While the overall feedback on Andretti and Cadillac joining the grid has been positive, some have voiced their concerns over whether they can provide growth for F1 and benefit the other teams with their entry.

Prior to joining the official expression of interest process, Michael Andretti already hit out against the teams for their "snobbish" attitude.

Horner: Why should we dilute our element of the prize fund?

Red Bull boss Christian Horner has explained why the teams have been opposed to the joint bid, citing the reduced prize money the teams will receive for an 11th entity on the Constructors' Championship table.

“If you introduce another one or two teams, you dilute the value of the current 10 franchises, which of course teams — particularly down towards the bottom end of the grid — have got a very inflated inherent value at the moment," he said in an interview with RACER.

“The two teams that are supporting it (McLaren and Alpine) either have a partnership in the U.S. with them, or are going to supply them an engine.
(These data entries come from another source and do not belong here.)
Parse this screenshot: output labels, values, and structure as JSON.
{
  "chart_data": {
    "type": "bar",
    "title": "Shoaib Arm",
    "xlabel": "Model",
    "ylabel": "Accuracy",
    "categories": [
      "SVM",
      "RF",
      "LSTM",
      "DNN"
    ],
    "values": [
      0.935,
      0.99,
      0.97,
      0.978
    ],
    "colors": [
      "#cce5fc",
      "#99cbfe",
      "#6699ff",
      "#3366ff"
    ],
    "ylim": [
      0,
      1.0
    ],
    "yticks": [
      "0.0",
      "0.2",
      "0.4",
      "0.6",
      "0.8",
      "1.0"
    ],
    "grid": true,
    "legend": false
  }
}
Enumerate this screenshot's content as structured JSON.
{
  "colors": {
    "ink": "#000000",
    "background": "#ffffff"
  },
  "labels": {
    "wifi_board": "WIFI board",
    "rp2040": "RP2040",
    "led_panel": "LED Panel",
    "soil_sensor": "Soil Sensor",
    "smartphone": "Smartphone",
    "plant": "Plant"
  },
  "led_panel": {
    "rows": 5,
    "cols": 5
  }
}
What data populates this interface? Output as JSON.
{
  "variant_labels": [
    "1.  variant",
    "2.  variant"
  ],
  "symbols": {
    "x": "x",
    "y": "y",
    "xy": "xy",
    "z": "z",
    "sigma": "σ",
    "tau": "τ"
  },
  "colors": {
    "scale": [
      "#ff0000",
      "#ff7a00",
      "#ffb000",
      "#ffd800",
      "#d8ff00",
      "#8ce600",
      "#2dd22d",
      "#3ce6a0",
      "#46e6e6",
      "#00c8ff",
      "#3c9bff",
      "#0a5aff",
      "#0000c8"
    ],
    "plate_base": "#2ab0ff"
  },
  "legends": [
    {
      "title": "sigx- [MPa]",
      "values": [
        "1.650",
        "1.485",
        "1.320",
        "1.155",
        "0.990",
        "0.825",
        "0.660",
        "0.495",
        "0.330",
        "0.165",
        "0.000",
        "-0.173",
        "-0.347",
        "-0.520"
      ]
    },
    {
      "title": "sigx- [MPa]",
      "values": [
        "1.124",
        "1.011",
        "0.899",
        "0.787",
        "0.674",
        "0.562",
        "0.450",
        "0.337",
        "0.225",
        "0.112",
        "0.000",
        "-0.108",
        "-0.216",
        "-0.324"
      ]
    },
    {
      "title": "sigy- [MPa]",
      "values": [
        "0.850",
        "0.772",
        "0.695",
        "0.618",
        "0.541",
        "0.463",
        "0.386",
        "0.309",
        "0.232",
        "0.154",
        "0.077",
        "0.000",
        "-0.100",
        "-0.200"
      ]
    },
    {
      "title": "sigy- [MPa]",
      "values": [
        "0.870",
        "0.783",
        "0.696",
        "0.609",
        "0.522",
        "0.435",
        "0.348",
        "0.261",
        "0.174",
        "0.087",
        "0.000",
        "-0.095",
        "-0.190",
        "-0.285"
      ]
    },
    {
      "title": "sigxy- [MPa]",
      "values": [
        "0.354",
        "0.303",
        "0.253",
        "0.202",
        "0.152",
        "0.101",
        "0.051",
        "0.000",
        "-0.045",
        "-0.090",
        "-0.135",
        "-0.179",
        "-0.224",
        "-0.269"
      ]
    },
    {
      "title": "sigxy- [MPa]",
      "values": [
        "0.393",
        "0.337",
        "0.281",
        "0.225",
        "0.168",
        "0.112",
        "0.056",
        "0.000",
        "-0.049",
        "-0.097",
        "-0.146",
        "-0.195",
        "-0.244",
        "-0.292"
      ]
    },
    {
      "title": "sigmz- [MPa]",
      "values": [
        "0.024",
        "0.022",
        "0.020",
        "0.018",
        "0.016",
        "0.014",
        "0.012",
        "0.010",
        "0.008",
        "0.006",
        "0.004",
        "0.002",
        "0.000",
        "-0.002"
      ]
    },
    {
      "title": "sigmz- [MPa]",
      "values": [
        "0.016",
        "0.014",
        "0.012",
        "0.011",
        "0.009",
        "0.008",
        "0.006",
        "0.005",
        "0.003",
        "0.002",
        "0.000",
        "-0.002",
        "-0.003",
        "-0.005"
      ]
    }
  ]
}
The other eight are saying, ‘Well hang on, why should we dilute our element of the prize fund?’"

Formula 1 currently has an anti-dilution fee for new teams of $200 million, which is split equally among the existing teams.

But if Andretti choose to join in 2026, they could potentially avoid paying that fee due to a 20-year old EU decree. But Horner feels as though the current 10 teams is enough, as it could lead to further problems for existing teams down the line.

"I think all 10 teams are in great shape, and that’s in part due to the popularity of the sport, but also the budget cap and the fact that there are only 10 tickets and 10 franchises.

“I think Formula 1 will be very conscious of diluting that if they could be giving themselves problems further down the line.”